Sur le Plateau (autour de l'avenue d'Eprémesnil et de la rue des Sablons), urbanisé entre 1880 et 1930, dominent les maisons en pierre meulière et les demeures bourgeoises de villégiature. Le parc de Chatou (lotissement bourgeois créé en 1913) abrite la villa Lambert (1873) et plusieurs propriétés du XIXᵉ siècle. Ces bâtis exigent une rénovation patrimoniale respectueuse : joints à la chaux, menuiseries bois traditionnelles, traitement de l'humidité par drainage.
Dans les Quartiers Nord (Gambetta, Marolles, Europe), Sud (autour de la mairie, Notre-Dame, parc de Chatou) et Ouest (Les Landes, Sablons, République), les pavillons des années 1960-1980 et les constructions plus récentes demandent surtout une modernisation : redistribution des volumes, ouvertures sur jardin, performance thermique.

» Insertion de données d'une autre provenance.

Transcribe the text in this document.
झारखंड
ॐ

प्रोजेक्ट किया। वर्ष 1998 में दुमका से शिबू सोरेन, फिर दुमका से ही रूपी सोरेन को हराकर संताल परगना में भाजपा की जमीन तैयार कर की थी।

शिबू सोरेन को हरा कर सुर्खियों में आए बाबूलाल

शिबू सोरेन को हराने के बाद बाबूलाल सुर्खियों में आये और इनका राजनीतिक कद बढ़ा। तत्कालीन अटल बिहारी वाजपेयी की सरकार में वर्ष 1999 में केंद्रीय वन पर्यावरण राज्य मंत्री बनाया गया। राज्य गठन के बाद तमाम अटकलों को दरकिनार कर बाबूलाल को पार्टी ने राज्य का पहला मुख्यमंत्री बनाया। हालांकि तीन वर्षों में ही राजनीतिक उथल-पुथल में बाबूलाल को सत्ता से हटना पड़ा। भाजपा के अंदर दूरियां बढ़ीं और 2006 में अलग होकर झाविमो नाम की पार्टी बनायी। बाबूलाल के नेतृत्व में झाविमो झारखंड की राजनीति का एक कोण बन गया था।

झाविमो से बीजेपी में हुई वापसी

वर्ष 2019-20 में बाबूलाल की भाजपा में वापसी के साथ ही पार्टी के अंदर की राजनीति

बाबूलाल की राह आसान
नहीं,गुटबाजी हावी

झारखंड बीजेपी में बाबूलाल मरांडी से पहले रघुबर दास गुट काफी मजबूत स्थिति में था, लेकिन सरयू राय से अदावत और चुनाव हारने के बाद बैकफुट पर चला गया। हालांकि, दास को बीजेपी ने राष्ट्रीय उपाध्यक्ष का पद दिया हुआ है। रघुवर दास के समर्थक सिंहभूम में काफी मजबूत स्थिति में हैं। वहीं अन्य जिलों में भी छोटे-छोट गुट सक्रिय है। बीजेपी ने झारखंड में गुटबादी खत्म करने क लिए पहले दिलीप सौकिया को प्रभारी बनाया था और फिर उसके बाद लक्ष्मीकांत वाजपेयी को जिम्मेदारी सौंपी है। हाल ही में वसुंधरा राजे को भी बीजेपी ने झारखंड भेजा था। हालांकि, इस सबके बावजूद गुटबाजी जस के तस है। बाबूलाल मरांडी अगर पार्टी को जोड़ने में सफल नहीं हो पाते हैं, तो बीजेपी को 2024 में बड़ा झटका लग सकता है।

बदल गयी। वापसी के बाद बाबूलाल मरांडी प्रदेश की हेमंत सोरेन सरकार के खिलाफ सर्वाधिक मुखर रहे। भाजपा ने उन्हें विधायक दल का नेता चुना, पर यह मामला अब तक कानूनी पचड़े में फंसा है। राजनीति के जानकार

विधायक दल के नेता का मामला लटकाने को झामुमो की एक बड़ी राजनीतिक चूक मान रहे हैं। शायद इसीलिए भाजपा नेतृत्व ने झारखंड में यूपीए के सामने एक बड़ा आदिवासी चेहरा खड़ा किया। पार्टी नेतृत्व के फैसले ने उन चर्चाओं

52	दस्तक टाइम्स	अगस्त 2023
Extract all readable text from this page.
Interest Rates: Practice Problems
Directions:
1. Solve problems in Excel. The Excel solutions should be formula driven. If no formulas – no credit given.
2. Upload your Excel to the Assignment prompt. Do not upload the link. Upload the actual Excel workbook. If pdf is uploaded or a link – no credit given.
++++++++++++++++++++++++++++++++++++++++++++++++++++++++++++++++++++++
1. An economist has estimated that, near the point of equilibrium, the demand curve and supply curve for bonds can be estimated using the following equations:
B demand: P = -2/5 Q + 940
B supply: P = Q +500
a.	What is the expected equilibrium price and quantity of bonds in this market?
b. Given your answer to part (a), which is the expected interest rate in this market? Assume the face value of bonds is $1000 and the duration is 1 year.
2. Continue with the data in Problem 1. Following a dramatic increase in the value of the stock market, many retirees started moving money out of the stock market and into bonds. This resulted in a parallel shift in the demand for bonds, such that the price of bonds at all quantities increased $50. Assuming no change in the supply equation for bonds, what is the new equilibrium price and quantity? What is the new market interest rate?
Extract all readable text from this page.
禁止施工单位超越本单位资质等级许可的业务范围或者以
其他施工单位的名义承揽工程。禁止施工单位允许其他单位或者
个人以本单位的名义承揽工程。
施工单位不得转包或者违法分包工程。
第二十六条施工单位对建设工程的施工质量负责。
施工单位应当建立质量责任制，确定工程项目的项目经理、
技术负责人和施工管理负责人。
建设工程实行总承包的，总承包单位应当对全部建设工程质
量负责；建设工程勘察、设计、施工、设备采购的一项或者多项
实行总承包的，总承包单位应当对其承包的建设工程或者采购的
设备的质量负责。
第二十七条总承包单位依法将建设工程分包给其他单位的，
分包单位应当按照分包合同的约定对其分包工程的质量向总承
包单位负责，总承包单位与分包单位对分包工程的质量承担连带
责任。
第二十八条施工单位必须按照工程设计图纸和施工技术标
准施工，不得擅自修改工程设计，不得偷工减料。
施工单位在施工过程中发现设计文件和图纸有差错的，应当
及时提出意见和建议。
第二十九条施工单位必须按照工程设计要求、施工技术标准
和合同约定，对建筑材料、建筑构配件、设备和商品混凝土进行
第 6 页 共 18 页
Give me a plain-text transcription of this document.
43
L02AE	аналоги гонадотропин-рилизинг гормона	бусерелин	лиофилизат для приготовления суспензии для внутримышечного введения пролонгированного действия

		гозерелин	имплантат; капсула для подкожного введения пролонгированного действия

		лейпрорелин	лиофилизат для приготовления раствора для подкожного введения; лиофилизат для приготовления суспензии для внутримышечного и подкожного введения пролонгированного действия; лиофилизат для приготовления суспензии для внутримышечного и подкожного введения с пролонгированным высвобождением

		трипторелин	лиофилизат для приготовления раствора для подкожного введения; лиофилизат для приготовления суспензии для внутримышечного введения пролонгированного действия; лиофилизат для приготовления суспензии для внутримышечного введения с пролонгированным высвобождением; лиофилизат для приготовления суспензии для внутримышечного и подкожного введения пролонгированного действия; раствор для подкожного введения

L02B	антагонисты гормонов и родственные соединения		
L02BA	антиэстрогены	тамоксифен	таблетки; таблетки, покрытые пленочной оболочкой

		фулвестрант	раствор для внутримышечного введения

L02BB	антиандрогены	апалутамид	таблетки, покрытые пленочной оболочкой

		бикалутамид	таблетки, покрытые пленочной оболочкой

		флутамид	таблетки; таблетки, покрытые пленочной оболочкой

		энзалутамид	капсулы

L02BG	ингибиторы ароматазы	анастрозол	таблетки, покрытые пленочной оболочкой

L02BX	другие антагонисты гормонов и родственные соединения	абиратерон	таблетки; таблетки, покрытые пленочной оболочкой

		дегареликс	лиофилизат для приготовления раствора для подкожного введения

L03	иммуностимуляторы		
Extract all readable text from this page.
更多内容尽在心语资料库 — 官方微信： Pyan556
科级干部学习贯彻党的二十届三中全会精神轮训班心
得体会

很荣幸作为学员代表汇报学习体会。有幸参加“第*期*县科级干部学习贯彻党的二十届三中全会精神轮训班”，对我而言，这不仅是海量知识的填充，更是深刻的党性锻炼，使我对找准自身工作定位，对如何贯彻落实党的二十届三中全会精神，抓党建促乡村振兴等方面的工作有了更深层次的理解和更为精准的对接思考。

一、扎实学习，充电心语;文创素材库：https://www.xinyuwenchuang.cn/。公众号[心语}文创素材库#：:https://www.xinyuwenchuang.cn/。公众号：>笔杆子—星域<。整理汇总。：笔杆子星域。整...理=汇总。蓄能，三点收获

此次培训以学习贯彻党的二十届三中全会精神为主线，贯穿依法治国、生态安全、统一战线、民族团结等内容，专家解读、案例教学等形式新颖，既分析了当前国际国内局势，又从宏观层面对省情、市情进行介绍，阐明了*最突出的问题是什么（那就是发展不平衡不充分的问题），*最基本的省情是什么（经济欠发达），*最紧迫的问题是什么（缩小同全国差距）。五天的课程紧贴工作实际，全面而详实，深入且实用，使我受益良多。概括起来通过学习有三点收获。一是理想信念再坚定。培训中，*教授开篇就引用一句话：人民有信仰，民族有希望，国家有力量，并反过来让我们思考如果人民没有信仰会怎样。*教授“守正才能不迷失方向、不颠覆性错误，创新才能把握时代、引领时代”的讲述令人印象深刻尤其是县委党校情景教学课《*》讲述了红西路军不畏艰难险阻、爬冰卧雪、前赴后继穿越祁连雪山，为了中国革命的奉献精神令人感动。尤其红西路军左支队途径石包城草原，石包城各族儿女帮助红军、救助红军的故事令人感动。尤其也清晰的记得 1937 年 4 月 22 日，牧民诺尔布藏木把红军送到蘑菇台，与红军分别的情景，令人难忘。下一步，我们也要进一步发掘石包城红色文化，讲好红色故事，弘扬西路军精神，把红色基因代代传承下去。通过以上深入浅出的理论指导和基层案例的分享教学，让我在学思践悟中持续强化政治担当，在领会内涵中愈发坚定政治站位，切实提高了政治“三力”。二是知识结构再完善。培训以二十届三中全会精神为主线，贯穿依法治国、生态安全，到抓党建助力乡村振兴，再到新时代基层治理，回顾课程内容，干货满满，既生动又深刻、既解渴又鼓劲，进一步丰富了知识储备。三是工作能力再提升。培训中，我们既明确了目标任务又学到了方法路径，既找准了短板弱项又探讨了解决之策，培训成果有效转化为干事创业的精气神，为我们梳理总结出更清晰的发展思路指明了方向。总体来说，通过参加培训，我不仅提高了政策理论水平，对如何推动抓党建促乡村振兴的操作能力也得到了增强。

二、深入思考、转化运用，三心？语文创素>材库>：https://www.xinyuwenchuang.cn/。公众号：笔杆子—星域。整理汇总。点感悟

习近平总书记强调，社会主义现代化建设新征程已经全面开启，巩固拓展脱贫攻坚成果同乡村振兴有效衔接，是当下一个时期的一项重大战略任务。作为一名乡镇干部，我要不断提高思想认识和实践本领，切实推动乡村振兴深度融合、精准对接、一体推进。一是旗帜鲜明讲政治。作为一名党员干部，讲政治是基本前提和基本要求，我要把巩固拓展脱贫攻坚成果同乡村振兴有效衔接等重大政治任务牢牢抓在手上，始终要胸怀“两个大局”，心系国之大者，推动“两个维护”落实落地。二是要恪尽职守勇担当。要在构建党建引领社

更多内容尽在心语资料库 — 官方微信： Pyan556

Sur le marché chatouvien, le mètre carré rénové se négocie entre 6 800 et 11 500 €/m², avec des pointes plus élevées sur les belles propriétés du Plateau et de l'Île. Cette valorisation soutient naturellement les choix de rénovation haut de gamme : matériaux nobles, finitions premium, équipements de qualité.